Cellular senescence can both inhibit and promote the occurrence of tumors, so how to apply cellular senescence therapy is of great importance. However, it is worth to be analyzed from multiple perspectives by researchers, especially for tumors with a high incidence like papillary thyroid cancer (PTC). We obtained senescence-related differentially expressed genes (SRGs) from The Cancer Genome Atlas (TCGA) and gene expression omnibus database. Enrichment analysis of SRGs was performed via gene ontology and Kyoto Encyclopedia of Genes and Genomes. Prognostic model was constructed by univariate and multivariate Cox regression analysis. Evaluation of clinical value was analyzed via Receiver operating characteristic curve, Kaplan-Meier curve and Cox regression. Immune infiltrates were investigated through ESTIMATE and single-sample gene set enrichment analysis. Immunohistochemical images were obtained from The Human Protein Atlas. Twenty-seven SRGs from TCGA cohort and gene expression omnibus datasets were found. These genes are mainly concentrated in senescence-related terms and pathways, including "DNA damage response, signal transduction by p53 class mediator," "signal transduction in response to DNA damage," "p53 signaling pathway" and "Endocrine resistance." Based on SRGs, prognostic model was constructed by E2F transcription factor 1, snail family transcriptional repressor 1 and phospholipase A2 receptor 1. PTC patients were divided into a low-risk group and a high-risk group according to the median value (cutoff point = 0.969) of risk score in TCGA cohort.
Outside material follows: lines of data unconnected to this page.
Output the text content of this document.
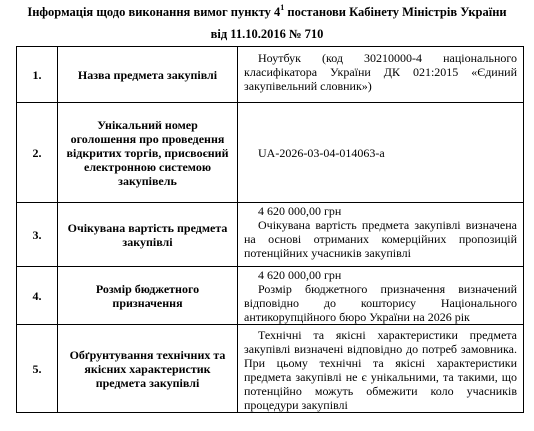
Інформація щодо виконання вимог пункту $4^1$ постанови Кабінету Міністрів України
від 11.10.2016 № 710
1.	Назва предмета закупівлі	Ноутбук (код 30210000-4 національного класифікатора України ДК 021:2015 «Єдиний закупівельний словник»)
2.	Унікальний номер оголошення про проведення відкритих торгів, присвоєний електронною системою закупівель	UA-2026-03-04-014063-a
3.	Очікувана вартість предмета закупівлі	4 620 000,00 грн
Очікувана вартість предмета закупівлі визначена на основі отриманих комерційних пропозицій потенційних учасників закупівлі

4.	Розмір бюджетного призначення	4 620 000,00 грн
Розмір бюджетного призначення визначений відповідно до кошторису Національного антикорупційного бюро України на 2026 рік

5.	Обґрунтування технічних та якісних характеристик предмета закупівлі	Технічні та якісні характеристики предмета закупівлі визначені відповідно до потреб замовника. При цьому технічні та якісні характеристики предмета закупівлі не є унікальними, та такими, що потенційно можуть обмежити коло учасників процедури закупівлі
The diagnostic efficiency of this model is good (area under curve = 0.803, 0.809, and 0.877 at 1, 2, and 3 years in TCGA; area under curve = 0.964, 0.813 in GPL570 and GPL96), particularly advanced grade, state and tumor mutation burden, such as Stage III - IV, T3 - 4, H-tumor mutation burden. Furthermore, High-risk group was significantly associated with poor prognosis and more immune infiltration. Our prognostic model has a good diagnostic and prognostic efficacy, and there is a certain clinical application value. In addition, we provide the first new insight into the genesis, diagnosis, prognosis and treatment of PTC based on senescence-related genes.

Figure 1.

Identification of senescence-related differentially expressed genes (SRGs).

Figure 2.

Gene functional enrichment analysis of SRGs. SRGs = senescence-related differentially expressed genes.

Figure 3.

(A-B) The assessment of prognostic model in efficiency and clinical value, (C-D) The results of ROC curve (C) and K-M curve (D) in TCGA cohort, (E-F) The results of ROC curve in GPL570 (E) and GPL96 (F). K-M = Kaplan–Meier, ROC = receiver operating characteristic, TCGA = the cancer genome atlas.

Figure 4.

Independent and stratified prognostic analysis for clinical parameters.

Figure 5.

Immune infiltration analysis between low-risk and high-risk groups.

Figure 6.

The expression levels of E2F1, SNAI1 and PLA2R1. E2F1 = E2F transcription factor 1, PLA2R1 = phospholipase A2 receptor 1, SNAI1 = snail family transcriptional repressor 1.